Attributed to Mr. Prateek Shukla, Co-Founder and CEO, Masai
Viksit Bharat doesn’t happen through government training programs. It happens when companies and educational institutions stop working separately and start building together.
We expect Budget 2026 to fund three things that actually work.
First, co-investment in industry-academia partnerships. When a company co-designs curriculum with a college or training platform, both should get tax incentives—not separate spending, but joint funding. Curriculum designed by committees fails. Curriculum designed with employers who’ll actually hire the graduates works.

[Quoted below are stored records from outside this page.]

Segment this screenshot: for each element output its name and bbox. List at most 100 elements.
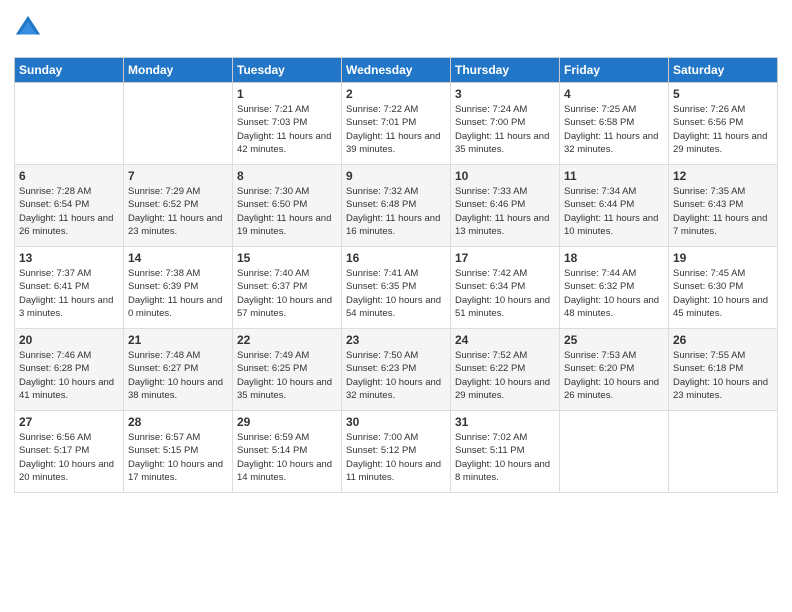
calendar-cell: 26 Sunrise: 7:55 AM Sunset: 6:18 PM Dayli… (669, 329, 778, 411)
day-number: 13 (19, 251, 119, 265)
week-row-4: 20Sunrise: 7:46 AM Sunset: 6:28 PM Dayli… (15, 329, 778, 411)
calendar-cell: 13 Sunrise: 7:37 AM Sunset: 6:41 PM Dayli… (15, 247, 124, 329)
week-row-1: 1 Sunrise: 7:21 AM Sunset: 7:03 PM Daylig… (15, 83, 778, 165)
calendar-cell: 19 Sunrise: 7:45 AM Sunset: 6:30 PM Dayli… (669, 247, 778, 329)
day-info: Sunrise: 6:59 AM Sunset: 5:14 PM Dayligh… (237, 431, 337, 484)
day-info: Sunrise: 7:52 AM Sunset: 6:22 PM Dayligh… (455, 349, 555, 402)
day-info: Sunrise: 7:50 AM Sunset: 6:23 PM Dayligh… (346, 349, 446, 402)
day-number: 2 (346, 87, 446, 101)
calendar-cell: 17 Sunrise: 7:42 AM Sunset: 6:34 PM Dayli… (451, 247, 560, 329)
day-number: 7 (128, 169, 228, 183)
day-number: 29 (237, 415, 337, 429)
day-number: 18 (564, 251, 664, 265)
header (14, 10, 778, 49)
calendar-header: SundayMondayTuesdayWednesdayThursdayFrid… (15, 58, 778, 83)
calendar-cell (124, 83, 233, 165)
day-header-wednesday: Wednesday (342, 58, 451, 83)
day-info: Sunrise: 7:55 AM Sunset: 6:18 PM Dayligh… (673, 349, 773, 402)
calendar-cell: 4 Sunrise: 7:25 AM Sunset: 6:58 PM Daylig… (560, 83, 669, 165)
day-number: 14 (128, 251, 228, 265)
week-row-2: 6Sunrise: 7:28 AM Sunset: 6:54 PM Daylig… (15, 165, 778, 247)
day-header-friday: Friday (560, 58, 669, 83)
day-info: Sunrise: 7:30 AM Sunset: 6:50 PM Dayligh… (237, 185, 337, 238)
day-info: Sunrise: 6:56 AM Sunset: 5:17 PM Dayligh… (19, 431, 119, 484)
calendar-cell: 21 Sunrise: 7:48 AM Sunset: 6:27 PM Dayli… (124, 329, 233, 411)
day-number: 4 (564, 87, 664, 101)
day-header-thursday: Thursday (451, 58, 560, 83)
page-container: SundayMondayTuesdayWednesdayThursdayFrid… (0, 0, 792, 501)
calendar-cell: 29 Sunrise: 6:59 AM Sunset: 5:14 PM Dayli… (233, 411, 342, 493)
day-info: Sunrise: 7:28 AM Sunset: 6:54 PM Dayligh… (19, 185, 119, 238)
calendar-cell: 7 Sunrise: 7:29 AM Sunset: 6:52 PM Daylig… (124, 165, 233, 247)
day-header-monday: Monday (124, 58, 233, 83)
day-info: Sunrise: 7:29 AM Sunset: 6:52 PM Dayligh… (128, 185, 228, 238)
day-number: 9 (346, 169, 446, 183)
day-number: 26 (673, 333, 773, 347)
day-info: Sunrise: 7:26 AM Sunset: 6:56 PM Dayligh… (673, 103, 773, 156)
header-row: SundayMondayTuesdayWednesdayThursdayFrid… (15, 58, 778, 83)
day-number: 21 (128, 333, 228, 347)
day-info: Sunrise: 7:44 AM Sunset: 6:32 PM Dayligh… (564, 267, 664, 320)
day-number: 28 (128, 415, 228, 429)
calendar-cell: 8 Sunrise: 7:30 AM Sunset: 6:50 PM Daylig… (233, 165, 342, 247)
day-info: Sunrise: 7:49 AM Sunset: 6:25 PM Dayligh… (237, 349, 337, 402)
day-info: Sunrise: 7:21 AM Sunset: 7:03 PM Dayligh… (237, 103, 337, 156)
day-number: 8 (237, 169, 337, 183)
day-info: Sunrise: 7:48 AM Sunset: 6:27 PM Dayligh… (128, 349, 228, 402)
day-number: 30 (346, 415, 446, 429)
day-header-tuesday: Tuesday (233, 58, 342, 83)
calendar-cell: 27Sunrise: 6:56 AM Sunset: 5:17 PM Dayli… (15, 411, 124, 493)
calendar-cell: 30 Sunrise: 7:00 AM Sunset: 5:12 PM Dayli… (342, 411, 451, 493)
calendar-cell: 2 Sunrise: 7:22 AM Sunset: 7:01 PM Daylig… (342, 83, 451, 165)
day-number: 15 (237, 251, 337, 265)
day-number: 3 (455, 87, 555, 101)
calendar-cell: 28 Sunrise: 6:57 AM Sunset: 5:15 PM Dayli… (124, 411, 233, 493)
day-number: 31 (455, 415, 555, 429)
day-number: 19 (673, 251, 773, 265)
day-info: Sunrise: 7:32 AM Sunset: 6:48 PM Dayligh… (346, 185, 446, 238)
day-info: Sunrise: 7:34 AM Sunset: 6:44 PM Dayligh… (564, 185, 664, 238)
day-number: 11 (564, 169, 664, 183)
calendar-cell: 10Sunrise: 7:33 AM Sunset: 6:46 PM Dayli… (451, 165, 560, 247)
day-info: Sunrise: 7:25 AM Sunset: 6:58 PM Dayligh… (564, 103, 664, 156)
day-info: Sunrise: 7:24 AM Sunset: 7:00 PM Dayligh… (455, 103, 555, 156)
calendar-cell: 24Sunrise: 7:52 AM Sunset: 6:22 PM Dayli… (451, 329, 560, 411)
day-info: Sunrise: 7:42 AM Sunset: 6:34 PM Dayligh… (455, 267, 555, 320)
day-number: 25 (564, 333, 664, 347)
calendar-cell: 18 Sunrise: 7:44 AM Sunset: 6:32 PM Dayli… (560, 247, 669, 329)
week-row-3: 13 Sunrise: 7:37 AM Sunset: 6:41 PM Dayli… (15, 247, 778, 329)
day-info: Sunrise: 7:45 AM Sunset: 6:30 PM Dayligh… (673, 267, 773, 320)
day-header-sunday: Sunday (15, 58, 124, 83)
calendar-body: 1 Sunrise: 7:21 AM Sunset: 7:03 PM Daylig… (15, 83, 778, 493)
day-number: 1 (237, 87, 337, 101)
day-info: Sunrise: 7:02 AM Sunset: 5:11 PM Dayligh… (455, 431, 555, 484)
calendar-cell: 14 Sunrise: 7:38 AM Sunset: 6:39 PM Dayli… (124, 247, 233, 329)
logo (14, 14, 42, 49)
calendar-cell: 9 Sunrise: 7:32 AM Sunset: 6:48 PM Daylig… (342, 165, 451, 247)
calendar-cell: 31 Sunrise: 7:02 AM Sunset: 5:11 PM Dayli… (451, 411, 560, 493)
calendar-cell (560, 411, 669, 493)
day-info: Sunrise: 7:35 AM Sunset: 6:43 PM Dayligh… (673, 185, 773, 238)
day-info: Sunrise: 7:37 AM Sunset: 6:41 PM Dayligh… (19, 267, 119, 320)
day-info: Sunrise: 7:41 AM Sunset: 6:35 PM Dayligh… (346, 267, 446, 320)
day-number: 12 (673, 169, 773, 183)
day-number: 16 (346, 251, 446, 265)
day-number: 23 (346, 333, 446, 347)
day-info: Sunrise: 7:38 AM Sunset: 6:39 PM Dayligh… (128, 267, 228, 320)
day-info: Sunrise: 7:00 AM Sunset: 5:12 PM Dayligh… (346, 431, 446, 484)
day-info: Sunrise: 6:57 AM Sunset: 5:15 PM Dayligh… (128, 431, 228, 484)
calendar-cell: 16 Sunrise: 7:41 AM Sunset: 6:35 PM Dayli… (342, 247, 451, 329)
calendar-cell (15, 83, 124, 165)
calendar-cell (669, 411, 778, 493)
day-number: 17 (455, 251, 555, 265)
calendar-cell: 1 Sunrise: 7:21 AM Sunset: 7:03 PM Daylig… (233, 83, 342, 165)
logo-icon (14, 14, 42, 42)
calendar-cell: 6Sunrise: 7:28 AM Sunset: 6:54 PM Daylig… (15, 165, 124, 247)
day-header-saturday: Saturday (669, 58, 778, 83)
calendar-cell: 15Sunrise: 7:40 AM Sunset: 6:37 PM Dayli… (233, 247, 342, 329)
day-info: Sunrise: 7:22 AM Sunset: 7:01 PM Dayligh… (346, 103, 446, 156)
day-info: Sunrise: 7:53 AM Sunset: 6:20 PM Dayligh… (564, 349, 664, 402)
calendar-cell: 22Sunrise: 7:49 AM Sunset: 6:25 PM Dayli… (233, 329, 342, 411)
calendar-cell: 12 Sunrise: 7:35 AM Sunset: 6:43 PM Dayli… (669, 165, 778, 247)
day-info: Sunrise: 7:46 AM Sunset: 6:28 PM Dayligh… (19, 349, 119, 402)
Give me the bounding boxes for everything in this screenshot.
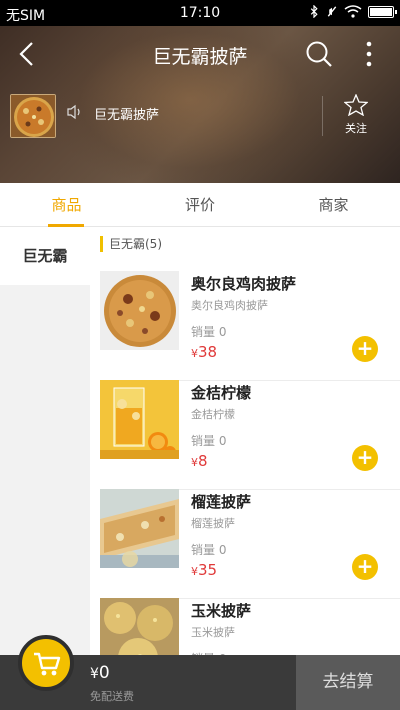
product-image[interactable] — [100, 271, 179, 350]
speaker-icon[interactable] — [66, 104, 84, 120]
divider — [322, 96, 323, 136]
mute-icon — [327, 6, 337, 17]
battery-icon — [368, 5, 397, 18]
page-title: 巨无霸披萨 — [152, 46, 248, 68]
product-name: 奥尔良鸡肉披萨 — [191, 275, 297, 293]
product-price: ¥38 — [191, 343, 218, 361]
list-item[interactable]: 金桔柠檬 金桔柠檬 销量 0 ¥8 + — [90, 380, 400, 490]
nav-bar: 巨无霸披萨 — [0, 26, 400, 82]
product-name: 榴莲披萨 — [191, 493, 252, 511]
product-subtitle: 奥尔良鸡肉披萨 — [191, 299, 268, 312]
product-list: 巨无霸(5) 奥尔良鸡肉披萨 奥尔良鸡肉披萨 销量 0 ¥38 + 金桔柠檬 金… — [90, 227, 400, 710]
product-price: ¥35 — [191, 561, 218, 579]
product-sales: 销量 0 — [191, 434, 227, 448]
group-title: 巨无霸(5) — [100, 236, 162, 252]
product-image[interactable] — [100, 489, 179, 568]
cart-button[interactable] — [18, 635, 74, 691]
product-image[interactable] — [100, 380, 179, 459]
product-sales: 销量 0 — [191, 325, 227, 339]
product-price: ¥8 — [191, 452, 208, 470]
product-name: 玉米披萨 — [191, 602, 252, 620]
product-subtitle: 玉米披萨 — [191, 626, 235, 639]
shop-header: 无SIM 17:10 巨无霸披萨 巨无霸披萨 关注 — [0, 0, 400, 183]
follow-button[interactable]: 关注 — [338, 94, 374, 136]
category-item-jumbo[interactable]: 巨无霸 — [0, 227, 90, 285]
add-to-cart-button[interactable]: + — [352, 336, 378, 362]
product-sales: 销量 0 — [191, 543, 227, 557]
more-menu-icon[interactable] — [358, 39, 380, 69]
product-subtitle: 金桔柠檬 — [191, 408, 235, 421]
product-subtitle: 榴莲披萨 — [191, 517, 235, 530]
status-icons — [308, 5, 397, 18]
star-icon — [344, 94, 368, 116]
tab-reviews[interactable]: 评价 — [133, 183, 267, 227]
shopping-cart-icon — [34, 652, 61, 676]
checkout-button[interactable]: 去结算 — [296, 655, 400, 710]
status-bar: 无SIM 17:10 — [0, 0, 400, 26]
list-item[interactable]: 榴莲披萨 榴莲披萨 销量 0 ¥35 + — [90, 489, 400, 599]
product-name: 金桔柠檬 — [191, 384, 252, 402]
add-to-cart-button[interactable]: + — [352, 554, 378, 580]
delivery-note: 免配送费 — [90, 690, 134, 703]
tab-bar: 商品 评价 商家 — [0, 183, 400, 227]
shop-logo[interactable] — [10, 94, 56, 138]
tab-products[interactable]: 商品 — [0, 183, 133, 227]
add-to-cart-button[interactable]: + — [352, 445, 378, 471]
search-icon[interactable] — [304, 39, 334, 69]
list-item[interactable]: 奥尔良鸡肉披萨 奥尔良鸡肉披萨 销量 0 ¥38 + — [90, 271, 400, 381]
tab-merchant[interactable]: 商家 — [267, 183, 400, 227]
shop-info: 巨无霸披萨 关注 — [0, 88, 400, 144]
cart-bar: ¥0 免配送费 去结算 — [0, 635, 400, 710]
follow-label: 关注 — [345, 122, 367, 135]
cart-total: ¥0 — [90, 663, 110, 683]
bluetooth-icon — [310, 5, 318, 18]
shop-name: 巨无霸披萨 — [94, 108, 160, 123]
wifi-icon — [344, 5, 362, 18]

Second, outcome-based accountability. Government funding should flow to institutions based on results, placement rates, salary progression, skill validation, and not enrollment numbers. Right now, institutions get money for admissions. They should get money for employment. That changes everything about how content is built and delivered.
Third, infrastructure for skill delivery at scale. AI-driven personalized learning platforms, regional language content, and low-bandwidth accessibility aren’t nice-to-haves—they’re how you reach Tier-2 and Tier-3 talent at scale. Budget 2026 should fund platforms that make quality, outcome-driven skilling accessible across India, not concentrated in metros.
Women in tech, freshers in emerging skills, and regional talent—these aren’t diversity initiatives. They’re talent multiplication. Budget incentives that make companies invest in these segments directly unlock India’s real competitive advantage.
Viksit Bharat is built when education stops being a credential factory and becomes a talent pipeline. Budget 2026 should fund that shift.